I'm in a Linux class right now; never used Linux before. I was given a copy of RH9 with my book and have it installed but can't load my nic on it. I go to terminal and type /sbin/ifconfig eht0 up which works. But then I try to use the dhcpcd command and it says command not found? could someone give me a hand? I have a Dell laptop with integrated nic.

Out of interest how old is your Laptop? RH9 is about 4-5 years old (2002 - 2003?). It may be worth getting hold of a later version (after Redhat 9 the releases were known as Fedora Core - Fedora Core 6 is the latest).

I realise it is dodging the problem but I'd imagine FC6 will automatically set up any Dell NIC automatically.

You can get it free here. If you don't have broadband there are links on distrowatch.com to companies who will send the disks for about $5-10.

I've been in the position before where I couldn't get something working and usually these things are fixed in later versions.
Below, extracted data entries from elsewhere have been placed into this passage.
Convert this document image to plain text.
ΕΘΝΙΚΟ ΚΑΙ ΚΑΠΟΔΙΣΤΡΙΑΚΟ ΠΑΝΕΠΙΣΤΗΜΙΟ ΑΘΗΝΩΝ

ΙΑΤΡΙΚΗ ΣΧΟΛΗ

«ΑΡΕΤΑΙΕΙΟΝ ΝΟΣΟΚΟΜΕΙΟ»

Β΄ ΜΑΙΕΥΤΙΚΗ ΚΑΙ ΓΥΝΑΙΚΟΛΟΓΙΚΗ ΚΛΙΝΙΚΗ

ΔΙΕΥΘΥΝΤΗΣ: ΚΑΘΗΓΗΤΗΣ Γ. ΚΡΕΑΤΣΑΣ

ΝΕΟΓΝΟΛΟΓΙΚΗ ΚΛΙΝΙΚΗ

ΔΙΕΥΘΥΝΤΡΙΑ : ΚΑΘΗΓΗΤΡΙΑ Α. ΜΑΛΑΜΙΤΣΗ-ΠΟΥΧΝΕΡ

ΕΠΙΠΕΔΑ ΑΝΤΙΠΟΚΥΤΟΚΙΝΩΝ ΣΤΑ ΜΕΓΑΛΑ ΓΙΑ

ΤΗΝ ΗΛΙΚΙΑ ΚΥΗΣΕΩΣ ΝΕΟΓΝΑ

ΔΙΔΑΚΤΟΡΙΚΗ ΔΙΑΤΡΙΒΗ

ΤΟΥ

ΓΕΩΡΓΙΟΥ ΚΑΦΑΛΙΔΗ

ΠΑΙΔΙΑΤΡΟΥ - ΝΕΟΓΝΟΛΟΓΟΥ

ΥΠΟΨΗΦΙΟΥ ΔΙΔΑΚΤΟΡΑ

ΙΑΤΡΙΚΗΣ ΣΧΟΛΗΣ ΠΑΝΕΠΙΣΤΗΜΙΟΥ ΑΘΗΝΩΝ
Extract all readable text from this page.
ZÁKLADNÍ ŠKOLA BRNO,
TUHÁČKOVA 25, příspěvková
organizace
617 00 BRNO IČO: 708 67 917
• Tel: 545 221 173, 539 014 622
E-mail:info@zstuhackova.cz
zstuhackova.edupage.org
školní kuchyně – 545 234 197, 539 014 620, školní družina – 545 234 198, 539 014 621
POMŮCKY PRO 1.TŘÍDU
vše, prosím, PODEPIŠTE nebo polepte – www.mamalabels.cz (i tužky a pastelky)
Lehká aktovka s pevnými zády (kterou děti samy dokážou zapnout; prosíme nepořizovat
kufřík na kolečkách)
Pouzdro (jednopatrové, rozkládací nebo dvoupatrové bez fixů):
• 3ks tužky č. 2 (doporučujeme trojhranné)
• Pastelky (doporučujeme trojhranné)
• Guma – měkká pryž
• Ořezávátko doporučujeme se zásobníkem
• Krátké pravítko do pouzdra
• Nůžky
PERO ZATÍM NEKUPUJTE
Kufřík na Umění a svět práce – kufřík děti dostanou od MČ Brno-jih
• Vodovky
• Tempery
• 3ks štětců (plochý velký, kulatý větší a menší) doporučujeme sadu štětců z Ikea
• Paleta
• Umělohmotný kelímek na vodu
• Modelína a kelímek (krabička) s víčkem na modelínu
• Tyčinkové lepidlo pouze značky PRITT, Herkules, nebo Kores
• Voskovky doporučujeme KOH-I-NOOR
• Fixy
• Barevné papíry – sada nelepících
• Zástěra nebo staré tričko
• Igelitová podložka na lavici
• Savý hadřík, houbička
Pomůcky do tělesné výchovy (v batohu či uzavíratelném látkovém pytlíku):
I have thought of going with a Fedora version. The only problem I may end up running into is, the book we have is Red Hat 9. Are there a lot of differences between the two, especially pertaining to command lines? If not, I would probably benifit more from learning Fedora anyways.

The computer lab at the school has Fedora, and our prof. said if he counts a question wrong, but we know it will work in Fedora, to show him and he'd count it right.

I have thought of going with a Fedora version. The only problem I may end up running into is, the book we have is Red Hat 9. Are there a lot of differences between the two, especially pertaining to command lines? If not, I would probably benifit more from learning Fedora anyways.

The computer lab at the school has Fedora, and our prof. said if he counts a question wrong, but we know it will work in Fedora, to show him and he'd count it right.

I'm no longer a Redhat/Fedora user; the last incarnation I used heavily was FC4 which as I remember wasn't too different to RH9. Generally the fast paced development seems to be in the desktop environments and associated applications etc, under the hood the changes are more subtle and the tools mentioned in the book are very very likely to still be included in FC.

You're right though, it does make more sense to learn with the latest tools.